La risposta non è difficile o almeno a me pare tale. Forse è un po’ complessa, ma la destra italiana ormai ci ha abituato ad annunci a sorpresa e a repentini cambi di marcia che nascondono la sua profonda incapacità di fare proposte serie e, quel che più conta, realizzabili.
Propongono tutto e il contrario di tutto, dimentichi di far parte di uno schieramento ideologico ben definito nella sua ideologia, specie alla luce degli avvenimenti di quest’ultimo anno di governo.
Una cosa è certa: al loro interno la confusione ideologica e strategica regna sovrana e a forza di credere agli editti stanno perdendo la tramontana, come recitava una vecchia canzone, credo di Antoine.
Vogliono evitare di parlare dei guai del premier così non trovano di meglio che improvvisare proposte da sempre appannaggio della sinistra che, tuttavia, non potranno essere realizzate per via della crisi economica in cui, nonostante le iniezioni d’ottimismo del Cavaliere e company, versa l’Italia.
Il 23 ottobre Morandini, presidente della “Piccola industria di Confindustria” dichiara che la crisi sta mettendo a rischio oltre un milione di piccole imprese.
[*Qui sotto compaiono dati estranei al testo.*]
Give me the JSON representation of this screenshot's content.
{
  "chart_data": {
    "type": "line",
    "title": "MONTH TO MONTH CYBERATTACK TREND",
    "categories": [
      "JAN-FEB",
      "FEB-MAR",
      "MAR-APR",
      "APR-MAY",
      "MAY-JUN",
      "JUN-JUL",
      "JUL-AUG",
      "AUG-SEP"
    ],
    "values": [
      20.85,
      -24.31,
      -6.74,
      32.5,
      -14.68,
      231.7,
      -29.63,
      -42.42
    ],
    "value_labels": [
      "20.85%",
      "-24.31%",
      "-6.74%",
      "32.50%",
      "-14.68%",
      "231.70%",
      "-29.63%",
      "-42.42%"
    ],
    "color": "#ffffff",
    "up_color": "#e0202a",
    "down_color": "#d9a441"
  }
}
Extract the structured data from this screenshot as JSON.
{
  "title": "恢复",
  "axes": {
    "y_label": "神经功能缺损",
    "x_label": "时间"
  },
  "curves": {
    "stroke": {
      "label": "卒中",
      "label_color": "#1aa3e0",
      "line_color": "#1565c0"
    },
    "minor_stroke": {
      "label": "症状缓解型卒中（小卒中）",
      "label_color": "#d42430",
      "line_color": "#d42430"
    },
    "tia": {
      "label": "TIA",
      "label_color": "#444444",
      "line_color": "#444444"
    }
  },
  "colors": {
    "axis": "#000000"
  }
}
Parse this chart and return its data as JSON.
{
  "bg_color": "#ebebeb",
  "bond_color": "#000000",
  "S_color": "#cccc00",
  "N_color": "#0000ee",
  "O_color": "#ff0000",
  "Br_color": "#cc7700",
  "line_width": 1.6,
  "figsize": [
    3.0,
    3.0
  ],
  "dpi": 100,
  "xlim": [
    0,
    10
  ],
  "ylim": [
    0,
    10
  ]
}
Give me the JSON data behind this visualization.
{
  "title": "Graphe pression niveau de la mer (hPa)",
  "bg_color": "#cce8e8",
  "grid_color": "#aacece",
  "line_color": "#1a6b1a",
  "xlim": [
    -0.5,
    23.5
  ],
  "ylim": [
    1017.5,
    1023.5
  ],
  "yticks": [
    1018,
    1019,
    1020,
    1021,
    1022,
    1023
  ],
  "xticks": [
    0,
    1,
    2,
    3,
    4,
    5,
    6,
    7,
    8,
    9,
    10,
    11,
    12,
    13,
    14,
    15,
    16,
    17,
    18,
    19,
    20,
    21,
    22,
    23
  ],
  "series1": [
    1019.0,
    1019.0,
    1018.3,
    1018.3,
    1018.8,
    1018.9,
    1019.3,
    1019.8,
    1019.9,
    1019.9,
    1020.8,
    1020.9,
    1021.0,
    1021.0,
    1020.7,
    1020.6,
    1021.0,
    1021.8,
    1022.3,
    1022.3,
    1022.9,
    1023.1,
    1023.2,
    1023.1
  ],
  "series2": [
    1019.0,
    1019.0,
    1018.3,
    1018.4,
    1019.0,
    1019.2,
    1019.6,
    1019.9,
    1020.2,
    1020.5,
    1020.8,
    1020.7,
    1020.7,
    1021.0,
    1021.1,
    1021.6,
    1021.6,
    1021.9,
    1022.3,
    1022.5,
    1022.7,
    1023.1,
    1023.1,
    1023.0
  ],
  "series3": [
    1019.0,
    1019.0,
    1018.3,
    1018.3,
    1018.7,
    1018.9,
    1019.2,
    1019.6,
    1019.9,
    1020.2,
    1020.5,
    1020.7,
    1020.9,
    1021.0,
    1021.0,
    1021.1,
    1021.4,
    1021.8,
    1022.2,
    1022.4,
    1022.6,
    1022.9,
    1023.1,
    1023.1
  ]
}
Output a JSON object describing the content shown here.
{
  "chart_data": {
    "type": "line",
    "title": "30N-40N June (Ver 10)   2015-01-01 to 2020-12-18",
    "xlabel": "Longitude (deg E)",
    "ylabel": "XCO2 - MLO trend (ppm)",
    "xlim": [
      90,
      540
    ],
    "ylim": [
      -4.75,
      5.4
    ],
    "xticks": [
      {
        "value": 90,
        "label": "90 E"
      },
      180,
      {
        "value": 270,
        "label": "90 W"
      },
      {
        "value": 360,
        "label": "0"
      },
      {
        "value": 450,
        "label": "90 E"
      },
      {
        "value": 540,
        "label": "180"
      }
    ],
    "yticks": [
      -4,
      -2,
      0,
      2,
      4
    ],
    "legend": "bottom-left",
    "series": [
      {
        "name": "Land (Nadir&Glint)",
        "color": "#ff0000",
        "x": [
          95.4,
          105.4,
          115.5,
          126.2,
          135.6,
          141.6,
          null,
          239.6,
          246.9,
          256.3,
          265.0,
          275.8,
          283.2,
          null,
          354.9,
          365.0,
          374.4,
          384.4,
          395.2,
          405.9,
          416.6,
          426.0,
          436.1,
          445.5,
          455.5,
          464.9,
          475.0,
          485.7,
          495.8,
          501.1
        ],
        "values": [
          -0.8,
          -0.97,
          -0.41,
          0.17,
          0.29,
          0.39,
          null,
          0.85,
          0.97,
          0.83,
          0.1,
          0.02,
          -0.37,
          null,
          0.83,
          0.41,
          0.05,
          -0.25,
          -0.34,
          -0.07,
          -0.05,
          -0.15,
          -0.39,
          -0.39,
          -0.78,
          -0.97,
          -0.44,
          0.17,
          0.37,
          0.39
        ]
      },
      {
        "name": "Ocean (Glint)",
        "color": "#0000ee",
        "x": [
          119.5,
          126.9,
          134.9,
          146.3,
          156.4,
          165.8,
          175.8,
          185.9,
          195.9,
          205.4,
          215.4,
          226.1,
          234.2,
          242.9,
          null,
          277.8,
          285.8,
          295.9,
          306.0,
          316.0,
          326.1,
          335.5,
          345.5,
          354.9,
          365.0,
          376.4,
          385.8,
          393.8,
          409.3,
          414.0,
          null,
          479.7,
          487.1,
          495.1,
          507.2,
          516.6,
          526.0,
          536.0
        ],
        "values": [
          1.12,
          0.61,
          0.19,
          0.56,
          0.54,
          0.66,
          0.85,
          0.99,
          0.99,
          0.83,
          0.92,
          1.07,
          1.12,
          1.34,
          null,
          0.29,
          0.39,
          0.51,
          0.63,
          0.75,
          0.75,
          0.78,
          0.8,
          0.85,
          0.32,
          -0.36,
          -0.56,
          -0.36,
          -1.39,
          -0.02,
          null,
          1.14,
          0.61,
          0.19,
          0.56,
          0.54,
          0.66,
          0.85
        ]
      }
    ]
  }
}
Chiede tra le altre cose la riduzione dell’Irap. Anche la Cgil conferma le stime e sottolinea il rischio di disoccupazione che corrono almeno 4 milioni di lavoratori (la Confindustria afferma che non saranno più di 700 mila…ma se le imprese a rischio sono più di 1 milione?). Al di là dei numeri, è evidente che una simile ipotesi sarebbe un disastro di proporzioni gigantesche che metterebbe in ginocchio l’Italia nella complessità di fattori sociali ed economici che sarebbero ingovernabili. Alla faccia di Tremonti e del sorriso a tutti denti del Presidente del Consiglio. Intanto il governatore della Banca d’Italia dichiara di stare attenti al dopo crisi perché ci attendono nuovi problemi.
Ecco a questo punto l’uscita estemporanea di Berlusconi che l’Irap sarà eliminata. Dove troverà i soldi? Ci penserà Tremonti e poi si potrà attingere ai proventi dello scudo sociale. Ma non era stato destinato ad altro?
Giorni prima il ministro Tremonti , l’illusionista, affiancato il giorno dopo dal premier, dichiara di preferire il posto fisso e, sentite, la partecipazione degli operai agli utili delle aziende.
C’è da restare allibiti! Non perché un politico non possa ravvedersi e cambiare politica economica, ma perché queste sue affermazioni dovrebbero comportare le immediate dimissioni e il ritiro a vita privata. Ma in questo nostro martoriato Paese è tutto permesso: promesse mai realizzate, ravvedimenti solo enunciati, dimissioni annunciate e mai date, dichiarazioni d’onestà agli avvisi di garanzia…insomma…se la politica è lo specchio del Paese, di cosa stiamo parlando, di cosa ci lamentiamo?
L’altro annuncio, questo del ministro Scajola, ci afferma che “bisognerà cominciare a pensare anche al quoziente familiare…”. Ma non è un punto fondamentale dell’UDC? Certo, ma a Marzo si vota per le regionali e l’Udc è necessaria per eventuali accordi…forse in Veneto?
Come si può costatare, niente di nuovo sotto il sole triste della politica: una gran voglia d’imbrogliare le carte e cercare di attingere voti in ogni direzione.
Certo, rimane il contrasto tra il premier e Tremonti con l’intromissione di Bossi…ma anche questa è una manovra prevista . Ne parleremo per un po’ di giorni come le altre. Talk-show, editoriali ne parleranno a iosa e i veri problemi di chi ha perso il posto di lavoro o di chi lo sta perdendo possono aspettare…il tifo da stadio è lì, ognuno col suo striscione e il suo campanaccio.
P.S.: Il Pdl propone alle forse politiche una bicamerale per discutere sulla riforma della giustizia. È vero, come afferma Franceschini, che ormai conosciamo bene il Pdl, ma io non avrei subito rigettato l’invito ma avrei partecipato con una mia proposta alternativa. Sarebbe stato interessante fare scoprire le carte al Pdl, che ora punterà il dito sull’opposizione che “non accetta di discutere”. L’opposizione deve sempre esserci per mettere a nudo le incongruenze e le mistificazioni della destra, ovviamente se ce ne sono,e proporre la sua di riforma. Così non va bene!